I have suffered with a UTI for eight years and my chronic bladder pain reduces me to tears. But DR SCURR reveals there is hope at hand

My wife is 85 and has been suffering with interstitial cystitis and urinary tract infections (UTIs) almost constantly for eight years. Her pain is often so intense she is reduced to tears. Is there anything that might relieve her suffering?

Name and address supplied.

Dr Martin Scurr replies: I’m sorry to hear your wife suffers so considerably with her symptoms. Interstitial cystitis, or chronic bladder pain syndrome, as it’s now known, can be miserable.

It’s different from a standard UTI because, while the symptoms are similar (often a sense of pressure, as well as extreme discomfort, urinary frequency and urgency), there is no identifiable infection.

It is possible to have UTIs alongside chronic bladder pain syndrome, as your wife has. That is why it’s important to have detailed investigations such as urine tests to rule out which condition is causing her symptoms (as UTIs can be treated with antibiotics).

When it comes to chronic bladder pain syndrome, as you say in your longer letter, more detailed investigations – including urine tests and a cystoscopy (using a thin probe with a camera at its tip) to examine the interior of the bladder – have failed to detect an identifiable cause.

One theory is that the condition might be triggered by previous infection, or a leak in the bladder tissue, causing ulcers.

Treatment for it involves managing symptoms – there is no cure as such – with painkillers and medications that make you pee less. If these don’t work then there are treatments that can be given into the bladder to protect the lining.

There is a similar, more treatable condition, urinary syndrome of the menopause – where the urogenital tissues, including the lining of the vagina, urethra and entry to the bladder, become thinner – which causes the same symptoms, but no infection.

To distinguish between the two conditions is far from easy but in post-menopausal women a trial of topical oestrogen cream or pessaries is worth considering, as it can be dramatically effective.

If this hasn’t worked after between two and four months, then the diagnosis would be chronic bladder pain syndrome.

Your wife doesn’t need to see a urologist or a uro-gynaecologist. An informed GP could prescribe either oestrogen cream or, oestrogen pessaries (e.g. Vagifem). The benefit in terms of her overall state could be considerable in time. There is good reason to be optimistic.

 

I’ve seen adverts online for tDCSheadsets you use to treat depression at home. Do they work?

Andrew Howe, St.Neots, Cambridgeshire.

Dr Martin Scurr replies: I recently wrote about the undoubted benefit of another type of brain stimulation called TMS (transcranial magnetic stimulation).

This uses a magnetic field to activate cells in specific areas of the brain and multiple trials show it to be effective in treating depression that’s resistant to medication.

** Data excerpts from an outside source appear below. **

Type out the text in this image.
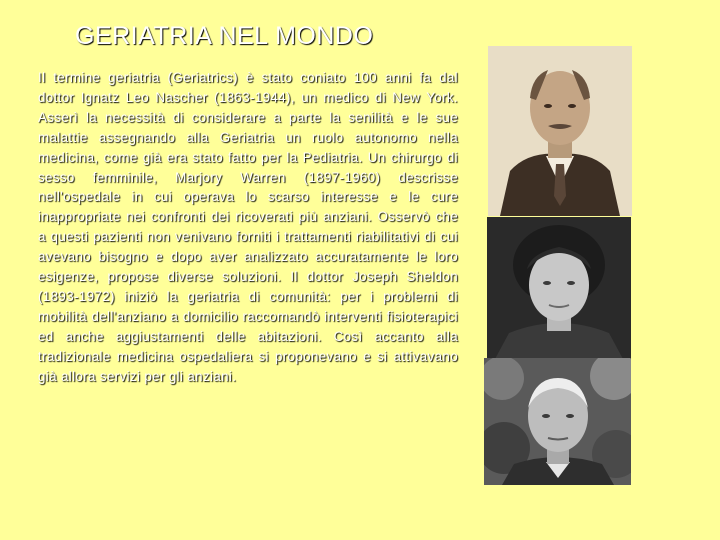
GERIATRIA NEL MONDO

Il termine geriatria (Geriatrics) è stato coniato 100 anni fa dal dottor Ignatz Leo Nascher (1863-1944), un medico di New York. Asserì la necessità di considerare a parte la senilità e le sue malattie assegnando alla Geriatria un ruolo autonomo nella medicina, come già era stato fatto per la Pediatria. Un chirurgo di sesso femminile, Marjory Warren (1897-1960) descrisse nell'ospedale in cui operava lo scarso interesse e le cure inappropriate nei confronti dei ricoverati più anziani. Osservò che a questi pazienti non venivano forniti i trattamenti riabilitativi di cui avevano bisogno e dopo aver analizzato accuratamente le loro esigenze, propose diverse soluzioni. Il dottor Joseph Sheldon (1893-1972) iniziò la geriatria di comunità: per i problemi di mobilità dell'anziano a domicilio raccomandò interventi fisioterapici ed anche aggiustamenti delle abitazioni. Così accanto alla tradizionale medicina ospedaliera si proponevano e si attivavano già allora servizi per gli anziani.
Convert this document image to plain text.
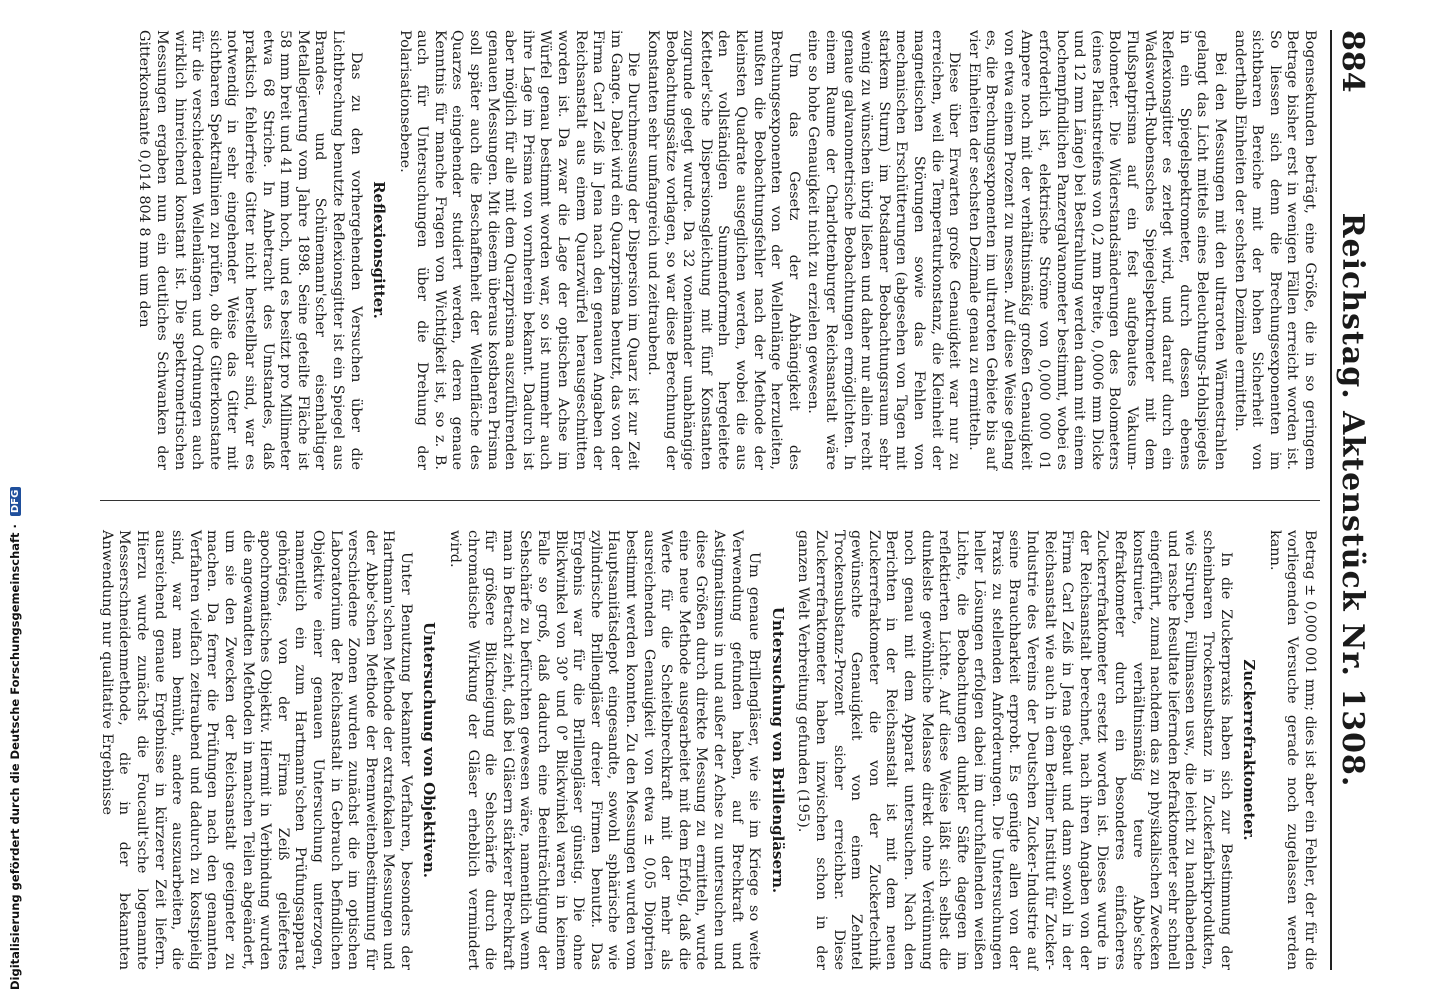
Digitalisierung gefördert durch die Deutsche Forschungsgemeinschaft · DFG
884
Reichstag. Aktenstück Nr. 1308.

Bogensekunden beträgt, eine Größe, die in so geringem Betrage bisher erst in wenigen Fällen erreicht worden ist. So liessen sich denn die Brechungsexponenten im sichtbaren Bereiche mit der hohen Sicherheit von anderthalb Einheiten der sechsten Dezimale ermitteln.

Bei den Messungen mit den ultraroten Wärmestrahlen gelangt das Licht mittels eines Beleuchtungs-Hohlspiegels in ein Spiegelspektrometer, durch dessen ebenes Reflexionsgitter es zerlegt wird, und darauf durch ein Wadsworth-Rubenssches Spiegelspektrometer mit dem Flußspatprisma auf ein fest aufgebautes Vakuum-Bolometer. Die Widerstandsänderungen des Bolometers (eines Platinstreifens von 0,2 mm Breite, 0,0006 mm Dicke und 12 mm Länge) bei Bestrahlung werden dann mit einem hochempfindlichen Panzergalvanometer bestimmt, wobei es erforderlich ist, elektrische Ströme von 0,000 000 01 Ampere noch mit der verhältnismäßig großen Genauigkeit von etwa einem Prozent zu messen. Auf diese Weise gelang es, die Brechungsexponenten im ultraroten Gebiete bis auf vier Einheiten der sechsten Dezimale genau zu ermitteln.

Diese über Erwarten große Genauigkeit war nur zu erreichen, weil die Temperaturkonstanz, die Kleinheit der magnetischen Störungen sowie das Fehlen von mechanischen Erschütterungen (abgesehen von Tagen mit starkem Sturm) im Potsdamer Beobachtungsraum sehr wenig zu wünschen übrig ließen und daher nur allein recht genaue galvanometrische Beobachtungen ermöglichten. In einem Raume der Charlottenburger Reichsanstalt wäre eine so hohe Genauigkeit nicht zu erzielen gewesen.

Um das Gesetz der Abhängigkeit des Brechungsexponenten von der Wellenlänge herzuleiten, mußten die Beobachtungsfehler nach der Methode der kleinsten Quadrate ausgeglichen werden, wobei die aus den vollständigen Summenformeln hergeleitete Ketteler'sche Dispersionsgleichung mit fünf Konstanten zugrunde gelegt wurde. Da 32 voneinander unabhängige Beobachtungssätze vorlagen, so war diese Berechnung der Konstanten sehr umfangreich und zeitraubend.

Die Durchmessung der Dispersion im Quarz ist zur Zeit im Gange. Dabei wird ein Quarzprisma benutzt, das von der Firma Carl Zeiß in Jena nach den genauen Angaben der Reichsanstalt aus einem Quarzwürfel herausgeschnitten worden ist. Da zwar die Lage der optischen Achse im Würfel genau bestimmt worden war, so ist nunmehr auch ihre Lage im Prisma von vornherein bekannt. Dadurch ist aber möglich für alle mit dem Quarzprisma auszuführenden genauen Messungen. Mit diesem überaus kostbaren Prisma soll später auch die Beschaffenheit der Wellenfläche des Quarzes eingehender studiert werden, deren genaue Kenntnis für manche Fragen von Wichtigkeit ist, so z. B. auch für Untersuchungen über die Drehung der Polarisationsebene.

Reflexionsgitter.

Das zu den vorhergehenden Versuchen über die Lichtbrechung benutzte Reflexionsgitter ist ein Spiegel aus Brandes- und Schünemann'scher eisenhaltiger Metallegierung vom Jahre 1898. Seine geteilte Fläche ist 58 mm breit und 41 mm hoch, und es besitzt pro Millimeter etwa 68 Striche. In Anbetracht des Umstandes, daß praktisch fehlerfreie Gitter nicht herstellbar sind, war es notwendig in sehr eingehender Weise das Gitter mit sichtbaren Spektrallinien zu prüfen, ob die Gitterkonstante für die verschiedenen Wellenlängen und Ordnungen auch wirklich hinreichend konstant ist. Die spektrometrischen Messungen ergaben nun ein deutliches Schwanken der Gitterkonstante 0,014 804 8 mm um den

Betrag ± 0,000 001 mm; dies ist aber ein Fehler, der für die vorliegenden Versuche gerade noch zugelassen werden kann.

Zuckerrefraktometer.

In die Zuckerpraxis haben sich zur Bestimmung der scheinbaren Trockensubstanz in Zuckerfabrikprodukten, wie Sirupen, Füllmassen usw., die leicht zu handhabenden und rasche Resultate liefernden Refraktometer sehr schnell eingeführt, zumal nachdem das zu physikalischen Zwecken konstruierte, verhältnismäßig teure Abbe'sche Refraktometer durch ein besonderes einfacheres Zuckerrefraktometer ersetzt worden ist. Dieses wurde in der Reichsanstalt berechnet, nach ihren Angaben von der Firma Carl Zeiß in Jena gebaut und dann sowohl in der Reichsanstalt wie auch in dem Berliner Institut für Zucker-Industrie des Vereins der Deutschen Zucker-Industrie auf seine Brauchbarkeit erprobt. Es genügte allen von der Praxis zu stellenden Anforderungen. Die Untersuchungen heller Lösungen erfolgen dabei im durchfallenden weißen Lichte, die Beobachtungen dunkler Säfte dagegen im reflektierten Lichte. Auf diese Weise läßt sich selbst die dunkelste gewöhnliche Melasse direkt ohne Verdünnung noch genau mit dem Apparat untersuchen. Nach den Berichten in der Reichsanstalt ist mit dem neuen Zuckerrefraktometer die von der Zuckertechnik gewünschte Genauigkeit von einem Zehntel Trockensubstanz-Prozent sicher erreichbar. Diese Zuckerrefraktometer haben inzwischen schon in der ganzen Welt Verbreitung gefunden (195).

Untersuchung von Brillengläsern.

Um genaue Brillengläser, wie sie im Kriege so weite Verwendung gefunden haben, auf Brechkraft und Astigmatismus in und außer der Achse zu untersuchen und diese Größen durch direkte Messung zu ermitteln, wurde eine neue Methode ausgearbeitet mit dem Erfolg, daß die Werte für die Scheitelbrechkraft mit der mehr als ausreichenden Genauigkeit von etwa ± 0,05 Dioptrien bestimmt werden konnten. Zu den Messungen wurden vom Hauptsanitätsdepot eingesandte, sowohl sphärische wie zylindrische Brillengläser dreier Firmen benutzt. Das Ergebnis war für die Brillengläser günstig. Die ohne Blickwinkel von 30° und 0° Blickwinkel waren in keinem Falle so groß, daß dadurch eine Beeinträchtigung der Sehschärfe zu befürchten gewesen wäre, namentlich wenn man in Betracht zieht, daß bei Gläsern stärkerer Brechkraft für größere Blickneigung die Sehschärfe durch die chromatische Wirkung der Gläser erheblich vermindert wird.

Untersuchung von Objektiven.

Unter Benutzung bekannter Verfahren, besonders der Hartmann'schen Methode der extrafokalen Messungen und der Abbe'schen Methode der Brennweitenbestimmung für verschiedene Zonen wurden zunächst die im optischen Laboratorium der Reichsanstalt in Gebrauch befindlichen Objektive einer genauen Untersuchung unterzogen, namentlich ein zum Hartmann'schen Prüfungsapparat gehöriges, von der Firma Zeiß geliefertes apochromatisches Objektiv. Hiermit in Verbindung wurden die angewandten Methoden in manchen Teilen abgeändert, um sie den Zwecken der Reichsanstalt geeigneter zu machen. Da ferner die Prüfungen nach den genannten Verfahren vielfach zeitraubend und dadurch zu kostspielig sind, war man bemüht, andere auszuarbeiten, die ausreichend genaue Ergebnisse in kürzerer Zeit liefern. Hierzu wurde zunächst die Foucault'sche logenannte Messerschneidenmethode, die in der bekannten Anwendung nur qualitative Ergebnisse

Unfortunately, tDCS (transcranial direct current stimulation) is not as effective.

This uses a gentle electric current, rather than a magnetic field, to make neurons in a region of the brain that is often less active in people with depression more ‘excitable’.

In small studies, where the participants knew if they were getting the real treatment or a sham one, tDCS appeared to be of great benefit.

The problem is that it is impossible to know if the improvement was due to the brain stimulation or the placebo effect.

And in larger trials involving those with more severe depression, tDCS has had little or no effect. These include a recent study in which 160 patients in Germany were given a six-week course of tDCS or a sham treatment. Neither the participants nor the researchers knew who was receiving which – and tDCS was found to be no better than the sham device.

That said, this type of brain stimulation does seem to be safe. My view is that it is worth trying if you have mild depression and if antidepressants didn’t work for you or caused bad side-effects. But don’t expect too much.

 

In my view... Life-saving spray to replace EpiPens

EpiPens are lifesaving for people having an anaphylactic reaction – but I’ve come across young patients more frightened by the injector needle than the potentially lethal reaction itself.

Another problem is that these injectors last for 12 to 18 months, and can go out of date without the patient, or even the supplier, realising. I once collected a prescription for a patient only to find that it would be out of date within six months: it had sat on the pharmacy shelf for too long.

I know of plenty of cases where younger patients don’t want to be seen carrying them.

But there’s now a great new option, Neffy, an adrenaline nasal spray that’s as effective as an EpiPen. It’s also more convenient to carry in a purse or pocket. And, I’m told, it has a longer shelf-life – possibly up to five years.